Signed-off-by: Junio C Hamano <gitster>

This name is permanently attached to this particular commit. It sure is an unwieldy and ugly name, though. Wouldn't it be nice to have a shorter, prettier, wieldy name? And there is one: I can point you to v2.2.1:

$ git rev-parse v2.2.1^{commit}

But in fact, v2.2.1 is not a commit at all, it's a tag. Specifically, it is a tag name (found in refs/tags/v2.2.1 or in the packed-refs file under the name v2.2.1) pointing to an annotated tag object,2 rather than directly to a commit:

$ git rev-parse v2.2.1

The tag object has the commit ID inside it, plus a whole bunch of additional goop, including a "PGP signature":

$ git cat-file -p v2.2.1 | sed 's/@/ /'
object 9b7cbb315923e61bb0c4297c701089f30e116750
type commit
tag v2.2.1
tagger Junio C Hamano <gitster> 1418851265 -0800

Git 2.2.1
Version: GnuPG v1


The PGP signature is what lets us decide whether we believe Junio C Hamano really made and signed this tag. It uses a stronger form of encryption digital signature than SHA-1 (which is good since SHA-1 is, at least in theory, breakable) that also supports both distributed verification, and the ability to revoke signatures (which SHA-1 itself does not).

In the end, though, that only helps us if someone we trust and/or can verify has made such a PGP-signed tag, or has PGP-signed a commit.
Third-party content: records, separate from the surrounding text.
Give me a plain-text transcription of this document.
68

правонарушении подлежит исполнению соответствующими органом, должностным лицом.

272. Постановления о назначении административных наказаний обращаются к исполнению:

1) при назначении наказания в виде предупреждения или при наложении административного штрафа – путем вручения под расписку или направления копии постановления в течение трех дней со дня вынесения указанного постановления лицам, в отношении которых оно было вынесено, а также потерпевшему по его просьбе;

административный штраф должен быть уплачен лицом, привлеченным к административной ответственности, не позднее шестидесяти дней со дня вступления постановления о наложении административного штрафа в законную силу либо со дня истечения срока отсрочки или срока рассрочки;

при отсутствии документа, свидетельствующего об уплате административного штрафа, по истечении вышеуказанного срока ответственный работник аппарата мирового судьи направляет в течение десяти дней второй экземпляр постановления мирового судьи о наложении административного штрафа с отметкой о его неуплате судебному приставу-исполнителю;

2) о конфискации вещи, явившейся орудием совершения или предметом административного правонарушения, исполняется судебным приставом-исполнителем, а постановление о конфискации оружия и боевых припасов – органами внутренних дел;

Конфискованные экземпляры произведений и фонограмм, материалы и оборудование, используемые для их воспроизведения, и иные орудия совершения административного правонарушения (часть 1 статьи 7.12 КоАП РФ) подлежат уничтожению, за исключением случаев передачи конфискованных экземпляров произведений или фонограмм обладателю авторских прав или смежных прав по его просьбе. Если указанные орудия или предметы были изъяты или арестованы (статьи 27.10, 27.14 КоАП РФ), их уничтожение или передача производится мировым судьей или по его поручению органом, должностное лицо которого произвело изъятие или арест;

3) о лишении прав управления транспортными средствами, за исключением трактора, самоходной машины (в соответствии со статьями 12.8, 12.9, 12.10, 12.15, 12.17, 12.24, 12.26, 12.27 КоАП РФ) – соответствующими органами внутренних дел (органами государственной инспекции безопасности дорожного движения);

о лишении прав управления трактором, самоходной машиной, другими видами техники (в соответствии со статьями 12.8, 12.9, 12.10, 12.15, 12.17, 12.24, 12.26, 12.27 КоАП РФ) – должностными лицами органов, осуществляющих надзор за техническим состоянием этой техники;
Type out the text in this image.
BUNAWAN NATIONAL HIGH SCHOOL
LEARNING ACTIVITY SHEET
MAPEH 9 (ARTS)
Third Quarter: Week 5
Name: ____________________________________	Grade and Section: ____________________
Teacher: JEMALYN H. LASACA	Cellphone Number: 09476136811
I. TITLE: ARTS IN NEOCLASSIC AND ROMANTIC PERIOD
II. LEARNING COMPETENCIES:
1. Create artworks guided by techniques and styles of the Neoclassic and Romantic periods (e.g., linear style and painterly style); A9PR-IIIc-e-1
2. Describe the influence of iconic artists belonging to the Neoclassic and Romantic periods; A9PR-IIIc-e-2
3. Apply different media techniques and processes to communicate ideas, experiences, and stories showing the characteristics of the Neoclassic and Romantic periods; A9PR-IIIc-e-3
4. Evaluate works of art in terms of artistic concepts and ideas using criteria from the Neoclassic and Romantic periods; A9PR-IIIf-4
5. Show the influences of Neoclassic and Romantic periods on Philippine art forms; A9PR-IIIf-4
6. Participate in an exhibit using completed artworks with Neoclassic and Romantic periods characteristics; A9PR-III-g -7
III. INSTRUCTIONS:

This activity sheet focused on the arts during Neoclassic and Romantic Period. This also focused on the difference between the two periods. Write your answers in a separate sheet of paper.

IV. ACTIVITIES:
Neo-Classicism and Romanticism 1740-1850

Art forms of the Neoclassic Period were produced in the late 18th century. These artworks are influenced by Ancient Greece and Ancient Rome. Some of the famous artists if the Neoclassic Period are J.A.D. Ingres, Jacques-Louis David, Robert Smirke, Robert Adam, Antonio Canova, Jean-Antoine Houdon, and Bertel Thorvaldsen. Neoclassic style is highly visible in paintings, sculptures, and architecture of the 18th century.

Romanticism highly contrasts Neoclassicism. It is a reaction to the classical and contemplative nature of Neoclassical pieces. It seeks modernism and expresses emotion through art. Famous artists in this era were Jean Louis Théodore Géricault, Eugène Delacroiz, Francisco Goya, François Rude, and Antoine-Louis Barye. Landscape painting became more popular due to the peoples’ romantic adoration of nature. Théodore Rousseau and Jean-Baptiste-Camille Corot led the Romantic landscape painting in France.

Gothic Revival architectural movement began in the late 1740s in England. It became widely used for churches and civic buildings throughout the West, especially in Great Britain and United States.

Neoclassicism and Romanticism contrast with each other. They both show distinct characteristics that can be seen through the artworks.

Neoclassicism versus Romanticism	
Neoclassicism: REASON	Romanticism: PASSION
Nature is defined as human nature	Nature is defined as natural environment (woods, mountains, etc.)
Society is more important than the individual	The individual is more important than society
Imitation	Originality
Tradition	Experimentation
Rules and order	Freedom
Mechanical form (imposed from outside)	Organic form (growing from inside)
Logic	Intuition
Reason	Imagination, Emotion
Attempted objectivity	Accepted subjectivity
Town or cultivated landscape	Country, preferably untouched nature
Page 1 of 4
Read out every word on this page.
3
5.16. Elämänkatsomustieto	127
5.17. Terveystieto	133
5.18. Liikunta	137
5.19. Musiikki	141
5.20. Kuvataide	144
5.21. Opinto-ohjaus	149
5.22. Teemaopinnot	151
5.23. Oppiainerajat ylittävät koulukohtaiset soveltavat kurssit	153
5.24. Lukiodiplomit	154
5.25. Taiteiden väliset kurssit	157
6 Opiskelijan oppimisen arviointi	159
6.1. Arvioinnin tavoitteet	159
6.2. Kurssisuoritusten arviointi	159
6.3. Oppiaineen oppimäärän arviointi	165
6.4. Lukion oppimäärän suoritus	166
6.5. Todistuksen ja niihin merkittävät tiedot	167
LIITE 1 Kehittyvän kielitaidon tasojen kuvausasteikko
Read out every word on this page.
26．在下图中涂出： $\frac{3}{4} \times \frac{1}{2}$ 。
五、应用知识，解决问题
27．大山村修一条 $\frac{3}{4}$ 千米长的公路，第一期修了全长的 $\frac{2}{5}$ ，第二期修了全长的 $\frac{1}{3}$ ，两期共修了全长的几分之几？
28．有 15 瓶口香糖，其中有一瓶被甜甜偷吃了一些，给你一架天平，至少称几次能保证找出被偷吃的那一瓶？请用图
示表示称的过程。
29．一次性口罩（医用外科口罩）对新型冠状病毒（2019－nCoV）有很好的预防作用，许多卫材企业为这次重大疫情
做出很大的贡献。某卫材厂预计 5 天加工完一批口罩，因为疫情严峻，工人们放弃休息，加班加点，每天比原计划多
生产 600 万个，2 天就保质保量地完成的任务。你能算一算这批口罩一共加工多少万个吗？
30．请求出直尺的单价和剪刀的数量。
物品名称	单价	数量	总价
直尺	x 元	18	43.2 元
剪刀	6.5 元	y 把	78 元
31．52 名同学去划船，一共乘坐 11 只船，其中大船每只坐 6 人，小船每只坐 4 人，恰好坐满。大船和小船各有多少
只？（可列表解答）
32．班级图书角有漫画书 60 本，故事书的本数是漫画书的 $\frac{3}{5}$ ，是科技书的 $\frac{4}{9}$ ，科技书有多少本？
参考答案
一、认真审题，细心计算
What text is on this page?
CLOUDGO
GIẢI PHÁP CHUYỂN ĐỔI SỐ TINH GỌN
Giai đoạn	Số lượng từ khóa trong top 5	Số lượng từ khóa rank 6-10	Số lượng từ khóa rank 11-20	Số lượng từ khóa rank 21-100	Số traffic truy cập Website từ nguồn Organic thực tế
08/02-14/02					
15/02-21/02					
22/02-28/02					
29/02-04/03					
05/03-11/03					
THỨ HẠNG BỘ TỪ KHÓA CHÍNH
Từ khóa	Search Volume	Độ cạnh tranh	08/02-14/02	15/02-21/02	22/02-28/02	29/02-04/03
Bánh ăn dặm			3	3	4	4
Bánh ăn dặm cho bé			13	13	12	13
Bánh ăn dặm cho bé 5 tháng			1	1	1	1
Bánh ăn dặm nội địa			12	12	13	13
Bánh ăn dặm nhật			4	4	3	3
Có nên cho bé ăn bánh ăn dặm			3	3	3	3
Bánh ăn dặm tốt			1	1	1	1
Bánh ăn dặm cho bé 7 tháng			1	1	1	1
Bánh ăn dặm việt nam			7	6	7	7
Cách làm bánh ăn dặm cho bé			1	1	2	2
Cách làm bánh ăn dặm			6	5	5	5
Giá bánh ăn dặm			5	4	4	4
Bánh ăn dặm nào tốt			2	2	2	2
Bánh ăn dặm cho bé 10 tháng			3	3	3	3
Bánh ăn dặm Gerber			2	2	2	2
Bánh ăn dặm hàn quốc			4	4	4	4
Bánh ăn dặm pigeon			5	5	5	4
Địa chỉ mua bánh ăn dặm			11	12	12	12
In theory, signing each commit might be a bit stronger since then there's a digital signature directly on the commit; but in practice, signing tags is much more convenient, and just as good since we don't regularly go about breaking SHA-1 (and, at least with current brute-force methods, it would leave obvious marks if we did, though that's way beyond the scope of this answer, and also somewhat beyond me to describe properly—cryptography is not my field).

1Well, it's theoretically possible if you can break the SHA-1 hash. The way Git behaves if you come up with a new, different object that nonetheless produces the same hash means you won't ever pick up this new object if you already have the old one, though. This rule applies to all Git objects (commits, trees, annotated tags, and blobs), all of which are named by their hashes.

What git rebase and git commit --amend do, to make it seem like they changed commits, is to make new copies of existing commits, and then shuffle the names around. The new commits have new, different hashes, and since a later (descendant) commit literally contains the hash of its immediate ancestor (parent) commit, "changing" one commit's hash (i.e., copying the commit object to a new, different commit object) forces the change to bubble down through the rest of the commits. We then re-point the existing (short, branch or tag) name to the tip of the new chain.

This is why, given an end-point that we believe is trust-able, we can extend that trust to each previous object in the chain or tree. The technical term for this is a Merkle tree.

2This makes it what Git calls an "annotated tag": a tag name (which by itself would be a "lightweight tag") pointing to an annotated-tag object, stored in the Git repository, with the tag object pointing to some other Git object—usually a commit, but perhaps another tag, or even a tree or a blob. However, even "another tag" is somewhat rare—there are just three of these in the Git repository for Git—and the other two are practically unheard-of.